Dans ce contexte, P1 et P3 se questionnent à savoir quelle serait une attente réaliste quant au soutien du développement langagier dans leur groupe. Il restera, selon elles, des aspects propres au rôle d’éducatrice qu’il n’est pas possible de changer : « C’est un rôle d’éducatrice que d’être un peu partout en même temps. » (P3, 4e session de rétroactions)

À travers ces réflexions, les éducatrices constatent cependant qu’il s’agit d’un des apprentissages qu’elles ont faits. Au-delà de maîtriser davantage certaines pratiques de soutien du développement langagier, elles ont pu mieux identifier les contextes qui leur permettaient d’avoir du temps pour se consacrer aux interactions avec les enfants.

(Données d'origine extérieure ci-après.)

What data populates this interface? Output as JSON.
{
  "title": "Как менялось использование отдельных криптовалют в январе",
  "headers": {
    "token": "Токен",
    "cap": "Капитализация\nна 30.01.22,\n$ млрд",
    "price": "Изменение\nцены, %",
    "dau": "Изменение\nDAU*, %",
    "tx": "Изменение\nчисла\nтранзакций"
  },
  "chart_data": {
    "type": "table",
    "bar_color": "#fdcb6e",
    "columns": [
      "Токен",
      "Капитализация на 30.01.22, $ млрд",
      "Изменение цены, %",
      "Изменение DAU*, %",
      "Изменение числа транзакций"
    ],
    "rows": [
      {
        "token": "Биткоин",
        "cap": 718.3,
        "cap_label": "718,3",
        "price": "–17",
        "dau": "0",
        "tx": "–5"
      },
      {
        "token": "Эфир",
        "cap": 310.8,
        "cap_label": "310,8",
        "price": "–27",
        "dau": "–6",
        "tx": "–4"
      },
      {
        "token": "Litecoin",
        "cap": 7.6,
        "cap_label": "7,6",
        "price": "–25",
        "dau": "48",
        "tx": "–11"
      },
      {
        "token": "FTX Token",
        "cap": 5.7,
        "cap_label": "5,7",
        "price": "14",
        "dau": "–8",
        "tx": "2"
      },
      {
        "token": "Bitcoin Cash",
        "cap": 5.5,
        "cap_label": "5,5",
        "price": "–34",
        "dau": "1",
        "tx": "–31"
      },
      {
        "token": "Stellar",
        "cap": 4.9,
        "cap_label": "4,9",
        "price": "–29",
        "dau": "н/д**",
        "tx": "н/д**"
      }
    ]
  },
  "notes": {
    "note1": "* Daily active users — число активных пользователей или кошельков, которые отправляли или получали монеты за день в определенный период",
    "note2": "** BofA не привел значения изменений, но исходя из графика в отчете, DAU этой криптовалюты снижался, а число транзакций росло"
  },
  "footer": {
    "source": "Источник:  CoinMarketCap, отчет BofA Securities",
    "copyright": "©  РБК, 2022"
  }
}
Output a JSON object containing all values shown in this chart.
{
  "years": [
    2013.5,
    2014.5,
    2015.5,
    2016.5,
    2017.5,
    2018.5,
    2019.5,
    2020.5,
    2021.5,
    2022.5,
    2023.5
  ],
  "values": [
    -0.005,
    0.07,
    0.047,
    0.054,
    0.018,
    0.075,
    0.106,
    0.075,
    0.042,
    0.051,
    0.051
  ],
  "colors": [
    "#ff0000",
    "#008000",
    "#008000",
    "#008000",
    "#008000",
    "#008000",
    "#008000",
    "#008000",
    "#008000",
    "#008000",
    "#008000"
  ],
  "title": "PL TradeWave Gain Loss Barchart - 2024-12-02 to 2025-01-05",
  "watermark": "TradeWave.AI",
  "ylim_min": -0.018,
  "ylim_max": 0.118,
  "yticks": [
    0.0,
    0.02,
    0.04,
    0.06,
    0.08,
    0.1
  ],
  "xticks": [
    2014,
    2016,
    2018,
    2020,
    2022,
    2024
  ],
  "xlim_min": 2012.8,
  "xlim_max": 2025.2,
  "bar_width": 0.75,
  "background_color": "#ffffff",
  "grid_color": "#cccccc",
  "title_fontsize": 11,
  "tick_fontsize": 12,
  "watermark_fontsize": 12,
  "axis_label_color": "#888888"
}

Elles ont été en mesure de cibler certaines stratégies pour arriver à « prendre le temps ».

« M’intégrer aux jeux des enfants, c’est quelque chose que je mets plus en application depuis. De profiter de ces petits moments précieux […] Ils sont déjà dans le vif, dans le feu de l’action, dans l’intérêt, ça fait que c’est facile de mousser autour de ça. […] Ça reste que mon travail, c’est ça. Ce n’est pas de faire le ménage des tablettes, mon travail. » (P4, 3e entretien)

Progression vers la maîtrise des pratiques. Les éducatrices décortiquent leur processus d’apprentissage en étapes progressives vers une meilleure maîtrise des pratiques abordées. Par exemple, P3 constate qu’elle pose davantage de questions ouvertes, mais qu’elle utilise encore beaucoup de questions fermées. Quant à P2, elle allonge davantage les conversations, mais seulement lorsqu’elle s’y attarde consciemment.

Souvent, elles parlent de l’amélioration d’une certaine spontanéité dans l’utilisation de quelques pratiques, c’est-à-dire qu’elles ont l’impression de les utiliser de façon plus naturelle. Elles décrivent aussi une prise de conscience accrue de certaines pratiques. Il s’agit d’une étape positive qui va les amener, le souhaitent-elles, vers des transformations éventuelles dans leur quotidien. P1 et P3 donnent l’exemple d’être plus conscientes des questions fermées qu’elles utilisent alors qu’elles auraient pu poser une question ouverte. Elles arrivent parfois à modifier la question ou à mieux anticiper la suivante :

« Je fais attention aux oui/non. […] Des fois, ça sort tout seul et là je me reprends sur une autre question. Ce que je me dis, c’est : OK, là celle-là, il faut qu’elle soit ouverte » (P1, 2e entretien).

En conclusion, P3 amène un questionnement intéressant : elle se demande si la durée du projet était assez longue pour atteindre une maîtrise des pratiques et une réelle intégration dans le quotidien.